DominantJenny
Posts: 645
Joined: 4/6/2008 Status: offline
|
quote:
ORIGINAL: Untouched1282 As a Dom[me], do you think you could be with someone who was dealing with such issues in their personal life? It could be that they find meaning through service, or fail to see themselves worthy of being a DOM (or even an equal) because of such emotional disorders. It could be that, with the proper counseling -- or help from a positive Dominant person in their life -- they could overcome these issues and no longer need such a submissive existence. I'm a nurture over nature guy, who doesn't feel anyone has an innate disposition, so I think this could be a very real possibility. (Everyone has a tendency to chance, grow, especially with time and experience). How would you handle such a situation? (Sorry for asking so many questions. I just like to hear what other people have to say. This issues hits particularly close to home, however) Would I get involved with someone with self-image/esteem problems? Probably; I have had them myself, as long as I was reasonably confident the person was working/would work through those issues as I have. Would I get involved with someone who suffered from depression? Depends on how severe and how well treated, honestly, and depends on the person, too.

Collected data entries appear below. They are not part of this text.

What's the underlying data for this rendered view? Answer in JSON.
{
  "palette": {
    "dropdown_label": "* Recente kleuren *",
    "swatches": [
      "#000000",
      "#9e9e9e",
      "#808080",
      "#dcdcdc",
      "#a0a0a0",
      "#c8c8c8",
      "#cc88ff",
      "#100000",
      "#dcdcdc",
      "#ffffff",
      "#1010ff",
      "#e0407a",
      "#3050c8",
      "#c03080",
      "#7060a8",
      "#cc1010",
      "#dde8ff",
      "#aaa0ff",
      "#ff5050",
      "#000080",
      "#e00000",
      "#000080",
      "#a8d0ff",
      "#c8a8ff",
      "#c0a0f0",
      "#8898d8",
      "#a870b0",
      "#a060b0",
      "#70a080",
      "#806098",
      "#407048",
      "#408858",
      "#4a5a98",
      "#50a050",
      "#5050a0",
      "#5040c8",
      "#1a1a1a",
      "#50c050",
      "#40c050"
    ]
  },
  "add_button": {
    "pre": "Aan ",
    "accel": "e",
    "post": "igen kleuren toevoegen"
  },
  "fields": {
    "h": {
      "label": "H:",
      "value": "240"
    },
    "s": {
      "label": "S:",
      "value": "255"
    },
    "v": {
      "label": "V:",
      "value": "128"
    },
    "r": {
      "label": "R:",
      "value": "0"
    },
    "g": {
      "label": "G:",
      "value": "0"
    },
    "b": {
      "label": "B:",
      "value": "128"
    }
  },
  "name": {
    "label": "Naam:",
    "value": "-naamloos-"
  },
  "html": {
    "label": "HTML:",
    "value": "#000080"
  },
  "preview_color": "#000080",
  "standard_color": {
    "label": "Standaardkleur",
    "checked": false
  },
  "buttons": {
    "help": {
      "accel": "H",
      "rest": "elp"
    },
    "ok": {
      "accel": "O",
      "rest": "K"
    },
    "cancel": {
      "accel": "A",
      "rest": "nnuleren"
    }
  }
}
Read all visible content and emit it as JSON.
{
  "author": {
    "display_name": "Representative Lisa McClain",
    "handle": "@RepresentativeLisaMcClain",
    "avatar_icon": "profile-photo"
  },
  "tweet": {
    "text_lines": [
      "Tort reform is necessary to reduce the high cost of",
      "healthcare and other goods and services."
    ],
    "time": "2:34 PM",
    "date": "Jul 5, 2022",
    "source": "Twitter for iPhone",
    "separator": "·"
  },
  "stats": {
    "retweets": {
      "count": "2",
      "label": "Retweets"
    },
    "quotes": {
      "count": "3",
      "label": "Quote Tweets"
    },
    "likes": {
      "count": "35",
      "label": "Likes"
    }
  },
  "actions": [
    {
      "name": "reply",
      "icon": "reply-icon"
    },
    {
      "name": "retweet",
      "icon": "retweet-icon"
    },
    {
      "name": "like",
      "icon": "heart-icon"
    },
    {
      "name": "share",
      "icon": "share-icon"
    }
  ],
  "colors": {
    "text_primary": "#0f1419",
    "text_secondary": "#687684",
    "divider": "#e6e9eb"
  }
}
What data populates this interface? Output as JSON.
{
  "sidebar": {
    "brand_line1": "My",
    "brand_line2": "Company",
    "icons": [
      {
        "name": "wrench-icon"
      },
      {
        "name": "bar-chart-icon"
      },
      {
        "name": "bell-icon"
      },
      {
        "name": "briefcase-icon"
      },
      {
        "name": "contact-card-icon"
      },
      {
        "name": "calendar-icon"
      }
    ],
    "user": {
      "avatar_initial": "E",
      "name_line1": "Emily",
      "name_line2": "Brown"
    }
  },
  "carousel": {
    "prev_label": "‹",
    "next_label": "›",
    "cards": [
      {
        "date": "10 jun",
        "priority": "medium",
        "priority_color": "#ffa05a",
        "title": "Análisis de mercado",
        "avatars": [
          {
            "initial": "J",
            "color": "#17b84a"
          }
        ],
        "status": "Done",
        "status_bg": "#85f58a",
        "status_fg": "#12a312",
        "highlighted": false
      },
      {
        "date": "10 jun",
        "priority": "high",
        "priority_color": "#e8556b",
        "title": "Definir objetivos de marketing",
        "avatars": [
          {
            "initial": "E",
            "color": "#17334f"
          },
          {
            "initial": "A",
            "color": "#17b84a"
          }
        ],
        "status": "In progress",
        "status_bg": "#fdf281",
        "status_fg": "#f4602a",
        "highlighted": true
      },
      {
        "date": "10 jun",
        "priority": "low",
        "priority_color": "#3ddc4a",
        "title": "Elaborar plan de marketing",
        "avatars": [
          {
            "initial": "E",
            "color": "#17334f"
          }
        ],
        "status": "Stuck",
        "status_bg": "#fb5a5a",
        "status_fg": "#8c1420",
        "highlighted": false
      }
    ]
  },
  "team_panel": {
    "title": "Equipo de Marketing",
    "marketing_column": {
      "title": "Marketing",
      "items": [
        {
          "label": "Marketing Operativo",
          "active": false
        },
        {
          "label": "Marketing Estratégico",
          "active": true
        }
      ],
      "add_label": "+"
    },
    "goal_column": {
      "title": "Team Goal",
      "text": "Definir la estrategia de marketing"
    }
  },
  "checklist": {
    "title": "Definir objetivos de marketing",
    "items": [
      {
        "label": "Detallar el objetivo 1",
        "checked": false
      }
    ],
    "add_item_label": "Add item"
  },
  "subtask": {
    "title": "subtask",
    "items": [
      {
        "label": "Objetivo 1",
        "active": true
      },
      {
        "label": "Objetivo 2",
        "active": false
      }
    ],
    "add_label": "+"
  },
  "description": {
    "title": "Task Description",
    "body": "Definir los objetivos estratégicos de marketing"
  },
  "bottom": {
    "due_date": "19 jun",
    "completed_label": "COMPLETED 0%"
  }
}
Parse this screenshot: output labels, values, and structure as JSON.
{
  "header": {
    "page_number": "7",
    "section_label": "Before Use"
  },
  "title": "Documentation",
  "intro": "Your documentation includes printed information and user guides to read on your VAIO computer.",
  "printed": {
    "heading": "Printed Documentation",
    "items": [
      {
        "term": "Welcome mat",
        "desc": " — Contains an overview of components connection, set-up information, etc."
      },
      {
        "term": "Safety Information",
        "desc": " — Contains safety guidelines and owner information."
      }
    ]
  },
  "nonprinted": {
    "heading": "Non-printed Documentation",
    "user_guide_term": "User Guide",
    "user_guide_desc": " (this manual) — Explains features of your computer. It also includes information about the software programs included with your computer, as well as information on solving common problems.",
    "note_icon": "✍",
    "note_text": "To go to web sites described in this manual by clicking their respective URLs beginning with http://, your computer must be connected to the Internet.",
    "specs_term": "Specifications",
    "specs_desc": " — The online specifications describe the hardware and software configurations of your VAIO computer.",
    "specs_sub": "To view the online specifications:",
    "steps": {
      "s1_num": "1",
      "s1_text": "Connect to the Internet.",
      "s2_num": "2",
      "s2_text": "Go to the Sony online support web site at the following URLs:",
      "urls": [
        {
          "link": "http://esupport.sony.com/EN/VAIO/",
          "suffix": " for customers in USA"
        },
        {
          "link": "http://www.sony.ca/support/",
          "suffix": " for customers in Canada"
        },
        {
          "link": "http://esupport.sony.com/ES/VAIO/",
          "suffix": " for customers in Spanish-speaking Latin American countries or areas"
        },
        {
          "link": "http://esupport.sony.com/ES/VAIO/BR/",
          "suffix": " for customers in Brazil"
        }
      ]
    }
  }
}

This applies in a general way...it has nothing to do with the fact that I'm a female dominant who selects submissive partners (of both genders, in my case.) I would not want to get involved with someone who was using submission as a kind of therapy...'cause either it would never work and they'd stay miserable, or it would work and they'd lose their desire to submit. I want only partners who submit out of choice/ongoing desire to do so regardless of other states of mind. If someone wanted to be a dominant but didn't feel confident enough to do so, I might mentor them as a friend, but I certainly wouldn't take them on as a submissive.